The changes are among a raft of new measures in the legislation, which the Government says must be passed by next month or it will threaten the ability of police to carry out covert surveillance.
Justice Minister Judith Collins yesterday tabled a 288-page document outlining the changes, which include letting police seize firearms licences and dealers' licences, and new powers to search people for firearms if there is a police safety order on them.
The Search and Surveillance Bill has had a rocky path through Parliament after languishing on the order paper for years.
The paralysis forced urgent temporary Video Camera Surveillance legislation last year after the courts ruled that search warrants executed by police did not allow them to use video surveillance.
The temporary legislation expires next month.
The bill brings together a raft of laws covering search and surveillance powers by a variety of agencies and specifies when searches may be carried, how they may be carried out and by whom.
It also gives police new powers including examination orders, production orders, surveillance device warrants and the ability to preserve evidence of serious offences punishable by 14 years' imprisonment or more.
Ms Collins said the tight timeframe was why the changes would not be sent back to a select committee for public scrutiny.
"There is a risk that current investigations could be jeopardised along with the safety of police working on them."
She said the other major change - journalists' claim to journalistic privilege when protecting their sources of information - would be determined by a High Court judge. "While a claim of privilege is being decided by the court, the information in question will be held at the High Court for safekeeping - not with the agency conducting the search."
But Labour justice spokesman Charles Chauvel said protection of media privilege remained insufficient and the party would not be supporting the changes.

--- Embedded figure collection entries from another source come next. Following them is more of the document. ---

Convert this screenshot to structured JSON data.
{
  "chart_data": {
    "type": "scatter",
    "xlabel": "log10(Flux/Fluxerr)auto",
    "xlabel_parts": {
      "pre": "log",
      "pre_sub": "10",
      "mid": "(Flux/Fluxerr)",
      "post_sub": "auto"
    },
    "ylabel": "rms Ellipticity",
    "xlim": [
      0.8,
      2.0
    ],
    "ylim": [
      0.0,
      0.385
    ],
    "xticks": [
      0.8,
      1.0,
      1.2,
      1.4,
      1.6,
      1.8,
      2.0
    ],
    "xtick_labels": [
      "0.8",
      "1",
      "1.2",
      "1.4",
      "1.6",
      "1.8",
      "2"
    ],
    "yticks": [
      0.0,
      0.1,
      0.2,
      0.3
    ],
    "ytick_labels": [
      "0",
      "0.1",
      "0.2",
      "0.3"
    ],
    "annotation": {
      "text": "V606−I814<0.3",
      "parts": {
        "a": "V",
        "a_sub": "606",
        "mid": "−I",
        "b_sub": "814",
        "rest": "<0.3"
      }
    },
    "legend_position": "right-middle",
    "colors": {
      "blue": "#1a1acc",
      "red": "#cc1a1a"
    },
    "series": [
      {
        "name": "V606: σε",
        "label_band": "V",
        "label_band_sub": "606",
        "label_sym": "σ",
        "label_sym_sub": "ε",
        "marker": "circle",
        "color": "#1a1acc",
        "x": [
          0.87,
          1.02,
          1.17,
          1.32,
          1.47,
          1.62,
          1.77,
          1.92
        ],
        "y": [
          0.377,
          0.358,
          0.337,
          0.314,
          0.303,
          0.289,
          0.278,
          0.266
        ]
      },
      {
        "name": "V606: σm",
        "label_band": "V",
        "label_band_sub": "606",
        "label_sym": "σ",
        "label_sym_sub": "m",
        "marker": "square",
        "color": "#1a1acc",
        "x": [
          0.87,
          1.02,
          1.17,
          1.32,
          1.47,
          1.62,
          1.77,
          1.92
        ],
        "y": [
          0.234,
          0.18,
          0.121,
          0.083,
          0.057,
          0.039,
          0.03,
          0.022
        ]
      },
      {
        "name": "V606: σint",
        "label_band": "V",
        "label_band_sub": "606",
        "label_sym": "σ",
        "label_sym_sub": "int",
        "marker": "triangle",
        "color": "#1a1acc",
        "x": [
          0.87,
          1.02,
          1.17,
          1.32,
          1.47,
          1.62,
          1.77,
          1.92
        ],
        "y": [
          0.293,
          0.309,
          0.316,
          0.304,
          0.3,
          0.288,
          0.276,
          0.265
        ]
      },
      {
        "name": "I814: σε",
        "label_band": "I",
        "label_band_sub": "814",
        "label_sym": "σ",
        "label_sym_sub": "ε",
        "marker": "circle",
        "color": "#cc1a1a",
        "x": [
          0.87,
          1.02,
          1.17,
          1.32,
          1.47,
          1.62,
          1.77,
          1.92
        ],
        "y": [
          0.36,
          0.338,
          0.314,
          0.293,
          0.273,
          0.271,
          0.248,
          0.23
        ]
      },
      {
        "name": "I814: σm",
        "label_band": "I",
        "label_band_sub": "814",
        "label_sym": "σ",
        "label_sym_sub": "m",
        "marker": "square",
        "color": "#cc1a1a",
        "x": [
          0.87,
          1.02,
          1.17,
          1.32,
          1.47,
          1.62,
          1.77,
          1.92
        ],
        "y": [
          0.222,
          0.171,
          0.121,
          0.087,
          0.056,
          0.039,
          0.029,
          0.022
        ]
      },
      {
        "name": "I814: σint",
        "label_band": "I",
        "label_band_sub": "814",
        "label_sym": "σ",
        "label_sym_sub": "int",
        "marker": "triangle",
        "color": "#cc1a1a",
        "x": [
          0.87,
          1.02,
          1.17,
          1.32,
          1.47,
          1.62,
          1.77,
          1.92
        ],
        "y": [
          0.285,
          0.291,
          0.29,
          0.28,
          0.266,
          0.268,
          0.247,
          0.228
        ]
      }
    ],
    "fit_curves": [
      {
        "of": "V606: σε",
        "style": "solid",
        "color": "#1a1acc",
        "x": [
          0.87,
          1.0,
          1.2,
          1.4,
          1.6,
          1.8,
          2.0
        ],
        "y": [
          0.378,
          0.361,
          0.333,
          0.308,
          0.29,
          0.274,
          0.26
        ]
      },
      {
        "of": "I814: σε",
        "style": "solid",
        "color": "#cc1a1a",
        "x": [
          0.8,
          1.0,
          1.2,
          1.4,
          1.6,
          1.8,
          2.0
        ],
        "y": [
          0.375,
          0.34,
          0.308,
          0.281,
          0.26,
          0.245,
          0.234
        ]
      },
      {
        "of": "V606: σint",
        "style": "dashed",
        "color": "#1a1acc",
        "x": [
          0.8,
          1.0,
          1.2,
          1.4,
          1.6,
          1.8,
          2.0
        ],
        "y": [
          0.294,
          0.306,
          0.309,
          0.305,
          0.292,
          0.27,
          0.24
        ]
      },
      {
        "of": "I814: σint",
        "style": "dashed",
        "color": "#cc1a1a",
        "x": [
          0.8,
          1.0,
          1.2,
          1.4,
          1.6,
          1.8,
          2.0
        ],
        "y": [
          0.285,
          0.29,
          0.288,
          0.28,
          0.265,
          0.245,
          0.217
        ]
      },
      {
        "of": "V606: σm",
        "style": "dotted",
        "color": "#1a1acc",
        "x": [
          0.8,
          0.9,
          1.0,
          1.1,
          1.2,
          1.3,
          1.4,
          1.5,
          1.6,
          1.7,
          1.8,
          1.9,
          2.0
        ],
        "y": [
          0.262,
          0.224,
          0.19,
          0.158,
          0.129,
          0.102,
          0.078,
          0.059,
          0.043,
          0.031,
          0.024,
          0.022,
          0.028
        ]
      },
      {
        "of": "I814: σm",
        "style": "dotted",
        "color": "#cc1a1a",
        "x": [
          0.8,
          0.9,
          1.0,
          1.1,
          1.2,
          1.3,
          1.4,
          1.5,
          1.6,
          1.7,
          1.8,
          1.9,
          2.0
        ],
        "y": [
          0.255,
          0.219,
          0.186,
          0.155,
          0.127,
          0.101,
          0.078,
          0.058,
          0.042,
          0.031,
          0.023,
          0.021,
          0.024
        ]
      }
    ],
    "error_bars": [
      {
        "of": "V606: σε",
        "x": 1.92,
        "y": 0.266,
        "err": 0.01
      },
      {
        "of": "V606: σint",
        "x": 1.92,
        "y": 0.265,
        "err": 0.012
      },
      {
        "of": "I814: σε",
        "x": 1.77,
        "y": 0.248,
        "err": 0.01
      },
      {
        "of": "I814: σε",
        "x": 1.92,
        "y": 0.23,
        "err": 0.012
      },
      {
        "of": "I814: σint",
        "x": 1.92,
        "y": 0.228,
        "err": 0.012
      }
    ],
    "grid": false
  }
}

Fairfax Media group executive editor Paul Thompson said the changes "on the face of it" seemed a genuine attempt by the Government to safeguard journalists' ethical responsibility to protect sources. "But it is nevertheless a concern that reporters would be required to hand over information to a judge who may in turn decide to hand it over to an investigating agency. We need to know more about this proposal, which could have a chilling effect on investigative journalism."